The automated surveys and certifications powered by electronic signatures will be efficient, consistent and reliable. The solution will ensure accountability by enforcing the flow of information and records and documenting attestations and representations at appropriate stages and by responsible personnel that roll-up for executive certifications.
Executive dashboards will provide enterprise wide visibility into the compliance and risk management process and highlight issues that need to be addressed in risk heat maps. The solution will provide the ability to track risk profiles, control ownership, assessment plans, remediation status, etc. on graphical charts that can be accessed globally and display real-time information.
An integrated platform and application environment to manage compliance with multiple regulations, corporate policies and industry standards.
Comprehensive workflow-based functionality for SOX compliance and the flexibility to extend the common framework and best practices for FERC and NERC compliance.
Ability to support complex organizational models and granular access controls while providing an easy-to-use portal-based interface for end-users for quick adoption.
Powerful reporting and analytics for complete visibility into risk and compliance data on executive dashboards, control chards and risk heat maps.
The company had internally developed an application for managing SOX and Enterprise Risk Management (ERM) processes using Microsoft Access and SQL Server technology. The system was designed to capture SOX and other risks, associated controls, control test plans, issues to highlight deficiencies when controls failed testing and were deemed unreliable and action plans to resolve the issues.
In the last few years, the company experienced a significant increase in the number of compliance requirements to be met as well as additional scrutiny by the various regulatory bodies to determine that the company does in fact comply with those requirements. As the internally developed application was designed for a narrow set of compliance requirements, the increasing regulatory demands started bringing forth the limitations of the application and its inherent approach.
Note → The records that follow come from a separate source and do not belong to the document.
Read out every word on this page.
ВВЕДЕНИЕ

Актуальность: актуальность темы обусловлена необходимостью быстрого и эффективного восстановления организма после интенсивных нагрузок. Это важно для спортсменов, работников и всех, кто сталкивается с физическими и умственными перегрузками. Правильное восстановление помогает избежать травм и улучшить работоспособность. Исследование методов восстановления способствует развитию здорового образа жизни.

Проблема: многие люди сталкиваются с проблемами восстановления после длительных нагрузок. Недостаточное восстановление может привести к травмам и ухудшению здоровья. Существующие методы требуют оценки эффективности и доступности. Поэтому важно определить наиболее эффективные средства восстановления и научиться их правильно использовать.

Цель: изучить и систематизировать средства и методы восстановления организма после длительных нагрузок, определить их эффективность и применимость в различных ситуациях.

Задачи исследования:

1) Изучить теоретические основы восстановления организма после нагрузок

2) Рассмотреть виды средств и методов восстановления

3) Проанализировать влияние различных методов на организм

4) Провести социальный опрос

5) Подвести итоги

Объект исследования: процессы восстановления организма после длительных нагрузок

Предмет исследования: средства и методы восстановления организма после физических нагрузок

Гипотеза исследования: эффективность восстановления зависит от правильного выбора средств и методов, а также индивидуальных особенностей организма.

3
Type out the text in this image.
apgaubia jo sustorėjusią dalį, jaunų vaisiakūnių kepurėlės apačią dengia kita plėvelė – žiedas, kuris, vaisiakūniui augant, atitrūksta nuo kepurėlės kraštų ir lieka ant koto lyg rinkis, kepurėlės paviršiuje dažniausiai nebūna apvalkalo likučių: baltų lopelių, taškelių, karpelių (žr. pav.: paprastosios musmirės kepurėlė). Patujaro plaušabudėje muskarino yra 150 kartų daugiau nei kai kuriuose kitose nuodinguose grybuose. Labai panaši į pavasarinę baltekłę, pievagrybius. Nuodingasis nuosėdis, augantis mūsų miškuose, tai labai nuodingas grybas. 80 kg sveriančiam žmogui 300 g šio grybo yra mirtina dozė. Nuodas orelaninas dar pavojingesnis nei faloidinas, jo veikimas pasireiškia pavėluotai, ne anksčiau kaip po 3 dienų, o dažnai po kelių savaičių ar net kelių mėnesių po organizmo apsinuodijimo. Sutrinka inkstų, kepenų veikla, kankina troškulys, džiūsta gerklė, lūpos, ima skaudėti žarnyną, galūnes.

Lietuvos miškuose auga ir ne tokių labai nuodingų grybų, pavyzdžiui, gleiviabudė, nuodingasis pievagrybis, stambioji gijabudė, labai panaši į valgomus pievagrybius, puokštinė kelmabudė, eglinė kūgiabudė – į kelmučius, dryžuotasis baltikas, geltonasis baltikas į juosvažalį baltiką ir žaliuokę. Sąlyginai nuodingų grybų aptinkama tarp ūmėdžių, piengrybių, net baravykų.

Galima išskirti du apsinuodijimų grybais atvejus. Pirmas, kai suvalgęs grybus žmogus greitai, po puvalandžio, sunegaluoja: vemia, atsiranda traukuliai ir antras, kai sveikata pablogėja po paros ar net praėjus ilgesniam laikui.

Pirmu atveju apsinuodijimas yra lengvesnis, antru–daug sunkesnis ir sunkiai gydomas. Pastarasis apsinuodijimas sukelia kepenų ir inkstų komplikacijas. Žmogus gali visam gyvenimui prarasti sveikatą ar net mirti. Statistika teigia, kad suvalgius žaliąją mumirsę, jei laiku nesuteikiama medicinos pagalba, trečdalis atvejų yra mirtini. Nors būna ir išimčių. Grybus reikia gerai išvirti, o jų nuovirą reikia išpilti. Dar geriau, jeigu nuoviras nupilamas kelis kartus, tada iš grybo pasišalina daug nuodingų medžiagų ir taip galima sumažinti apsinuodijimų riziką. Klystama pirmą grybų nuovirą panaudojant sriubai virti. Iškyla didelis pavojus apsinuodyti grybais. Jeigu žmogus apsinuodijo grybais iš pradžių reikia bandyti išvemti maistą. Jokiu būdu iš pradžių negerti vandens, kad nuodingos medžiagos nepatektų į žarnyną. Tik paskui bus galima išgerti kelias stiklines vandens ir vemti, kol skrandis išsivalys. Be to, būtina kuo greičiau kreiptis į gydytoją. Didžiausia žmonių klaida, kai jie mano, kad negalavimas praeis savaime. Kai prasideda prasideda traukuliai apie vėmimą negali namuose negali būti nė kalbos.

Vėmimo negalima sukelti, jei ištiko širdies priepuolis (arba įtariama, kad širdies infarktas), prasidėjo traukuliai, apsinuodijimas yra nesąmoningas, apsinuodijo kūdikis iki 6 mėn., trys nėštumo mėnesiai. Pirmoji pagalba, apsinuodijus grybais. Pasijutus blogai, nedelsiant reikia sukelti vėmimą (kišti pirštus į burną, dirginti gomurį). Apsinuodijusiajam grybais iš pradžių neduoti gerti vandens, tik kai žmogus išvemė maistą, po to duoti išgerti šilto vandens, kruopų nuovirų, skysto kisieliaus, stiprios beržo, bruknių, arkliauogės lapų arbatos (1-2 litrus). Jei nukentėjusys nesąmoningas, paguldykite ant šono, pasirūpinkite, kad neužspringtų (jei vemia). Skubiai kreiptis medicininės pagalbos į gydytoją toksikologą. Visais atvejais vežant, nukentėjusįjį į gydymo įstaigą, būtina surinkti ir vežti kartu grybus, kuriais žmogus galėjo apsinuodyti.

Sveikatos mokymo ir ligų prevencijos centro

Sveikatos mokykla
As newer processes and record keeping was required, they were setup manually outside of the system as the application could not be extended. For example, the system could not map compliance process to the general ledger balances maintained in PeopleSoft and the financial statements managed in the Cognos applications. Keeping the automated processes in synch with the manual processes became a major overhead as new accounts were created.
The internal application allowed for a simplistic and linear organizational setup and did not support the varying reporting relationships and information flows between testers, process owners and those who managed the overall compliance process for their business units.
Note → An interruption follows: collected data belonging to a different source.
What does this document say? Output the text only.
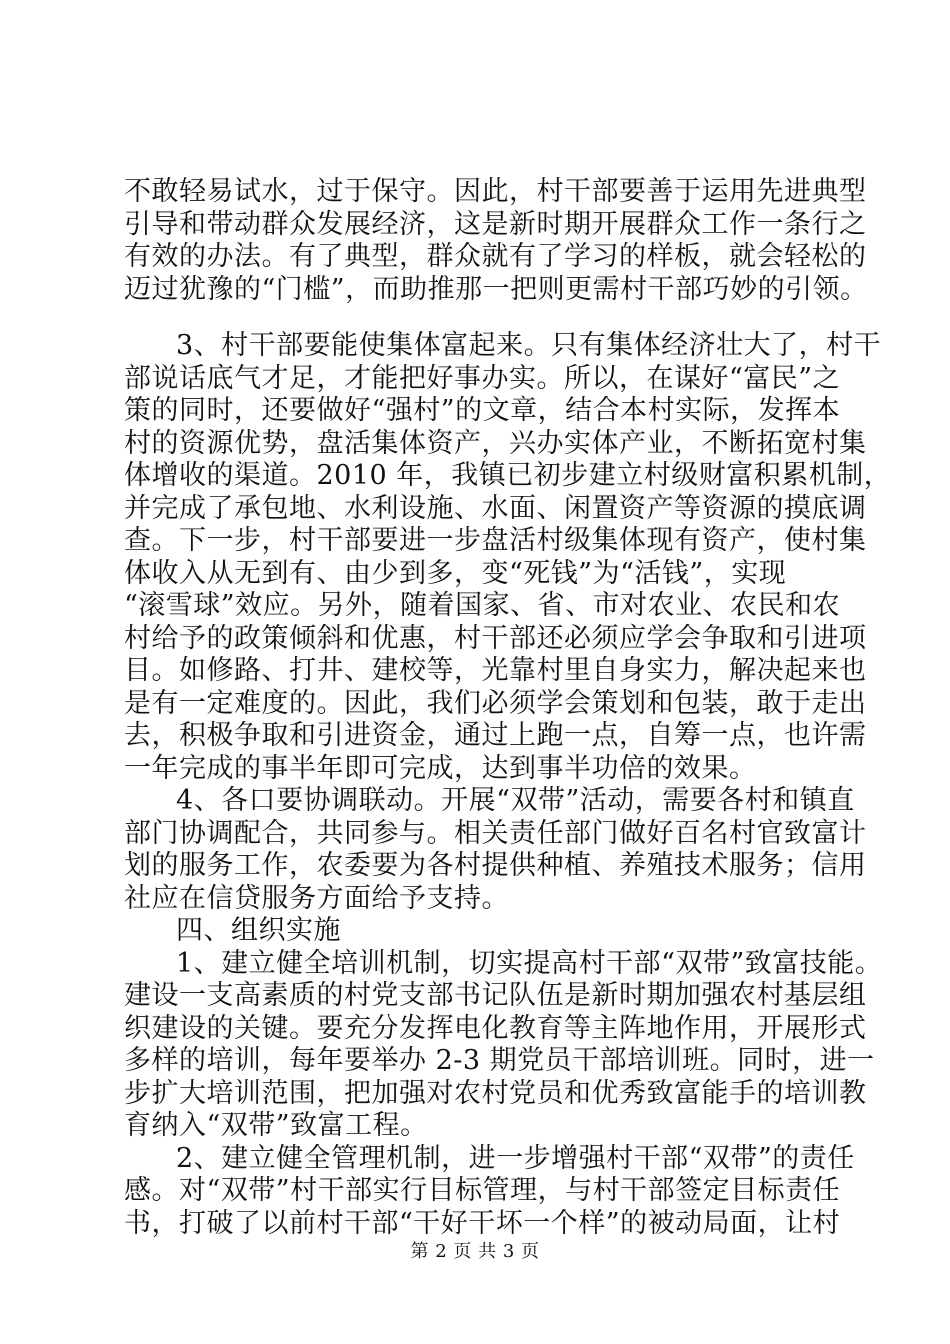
不敢轻易试水，过于保守。因此，村干部要善于运用先进典型
引导和带动群众发展经济，这是新时期开展群众工作一条行之
有效的办法。有了典型，群众就有了学习的样板，就会轻松的
迈过犹豫的“门槛”，而助推那一把则更需村干部巧妙的引领。
3、村干部要能使集体富起来。只有集体经济壮大了，村干
部说话底气才足，才能把好事办实。所以，在谋好“富民”之
策的同时，还要做好“强村”的文章，结合本村实际，发挥本
村的资源优势，盘活集体资产，兴办实体产业，不断拓宽村集
体增收的渠道。2010 年，我镇已初步建立村级财富积累机制，
并完成了承包地、水利设施、水面、闲置资产等资源的摸底调
查。下一步，村干部要进一步盘活村级集体现有资产，使村集
体收入从无到有、由少到多，变“死钱”为“活钱”，实现
“滚雪球”效应。另外，随着国家、省、市对农业、农民和农
村给予的政策倾斜和优惠，村干部还必须应学会争取和引进项
目。如修路、打井、建校等，光靠村里自身实力，解决起来也
是有一定难度的。因此，我们必须学会策划和包装，敢于走出
去，积极争取和引进资金，通过上跑一点，自筹一点，也许需
一年完成的事半年即可完成，达到事半功倍的效果。
4、各口要协调联动。开展“双带”活动，需要各村和镇直
部门协调配合，共同参与。相关责任部门做好百名村官致富计
划的服务工作，农委要为各村提供种植、养殖技术服务；信用
社应在信贷服务方面给予支持。
四、组织实施
1、建立健全培训机制，切实提高村干部“双带”致富技能。
建设一支高素质的村党支部书记队伍是新时期加强农村基层组
织建设的关键。要充分发挥电化教育等主阵地作用，开展形式
多样的培训，每年要举办 2-3 期党员干部培训班。同时，进一
步扩大培训范围，把加强对农村党员和优秀致富能手的培训教
育纳入“双带”致富工程。
2、建立健全管理机制，进一步增强村干部“双带”的责任
感。对“双带”村干部实行目标管理，与村干部签定目标责任
书，打破了以前村干部“干好干坏一个样”的被动局面，让村
第 2 页 共 3 页
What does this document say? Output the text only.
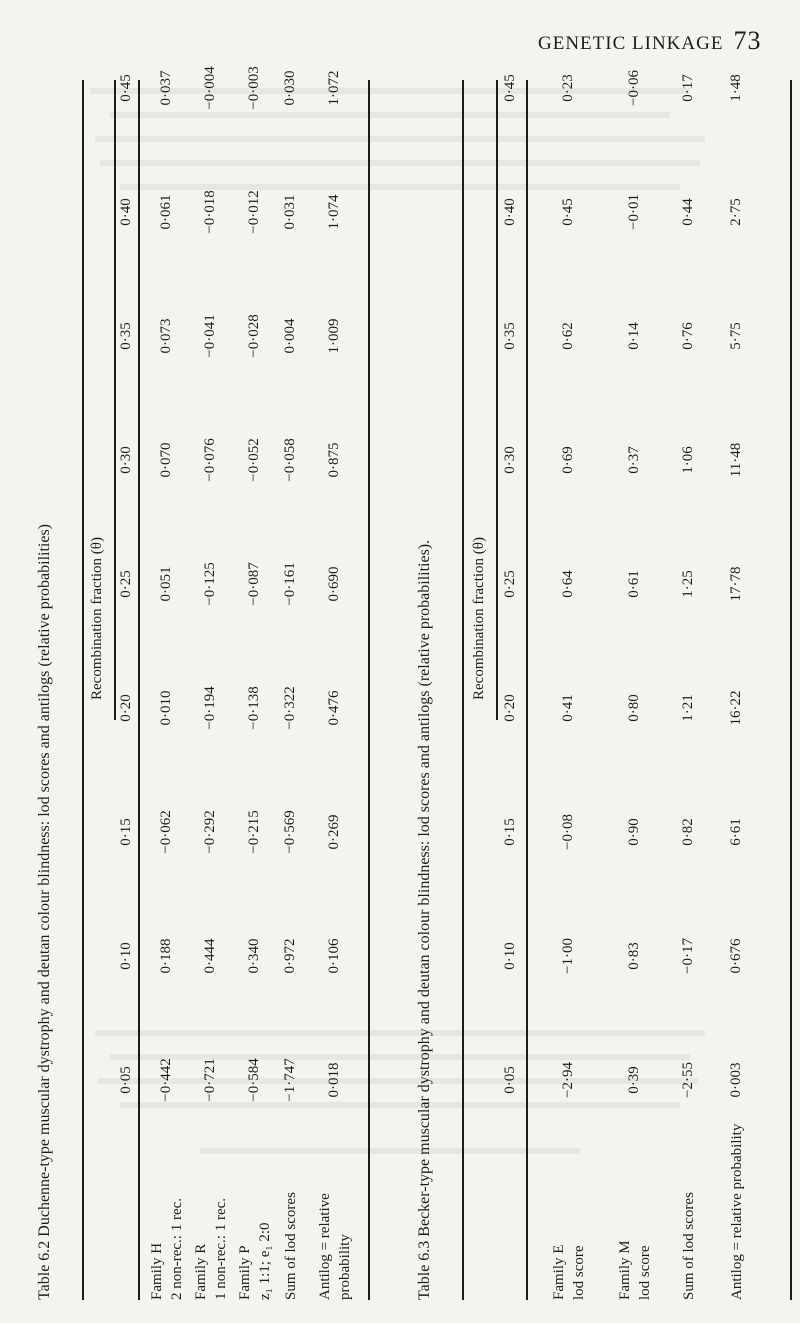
GENETIC LINKAGE 73
Table 6.2 Duchenne-type muscular dystrophy and deutan colour blindness: lod scores and antilogs (relative probabilities) Recombination fraction (θ)
0·05
0·10
0·15
0·20
0·25
0·30
0·35
0·40
0·45
Family H 2 non-rec.: 1 rec.
−0·442
0·188
−0·062
0·010
0·051
0·070
0·073
0·061
0·037
Family R 1 non-rec.: 1 rec.
−0·721
0·444
−0·292
−0·194
−0·125
−0·076
−0·041
−0·018
−0·004
Family P z₁ 1:1; e₁ 2:0
−0·584
0·340
−0·215
−0·138
−0·087
−0·052
−0·028
−0·012
−0·003
Sum of lod scores
−1·747
0·972
−0·569
−0·322
−0·161
−0·058
0·004
0·031
0·030
Antilog = relative probability
0·018
0·106
0·269
0·476
0·690
0·875
1·009
1·074
1·072
Table 6.3 Becker-type muscular dystrophy and deutan colour blindness: lod scores and antilogs (relative probabilities).	Recombination fraction (θ)
0·05
0·10
0·15
0·20
0·25
0·30
0·35
0·40
0·45
Family E lod score
−2·94
−1·00
−0·08
0·41
0·64
0·69
0·62
0·45
0·23
Family M lod score
0·39
0·83
0·90
0·80
0·61
0·37
0·14
−0·01
−0·06
Sum of lod scores
−2·55
−0·17
0·82
1·21
1·25
1·06
0·76
0·44
0·17
Antilog = relative probability
0·003
0·676
6·61
16·22
17·78
11·48
5·75
2·75
1·48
The compliance surveys and certifications across various departments, locations and business units involved manual distribution, gathering and consolidation of responses. Lack of automation made this activity excessively tedious and error prone with a number of documents being physically circulated and manually signed in the company.
The internal application did not support the periodic cycles and frequency of activities and record keeping for ongoing compliance leading to inefficient data reentry activities. Moreover, the application did not enforce appropriate authorizations to limit users from viewing information and records that they did not have privileges for - violating key compliance principles.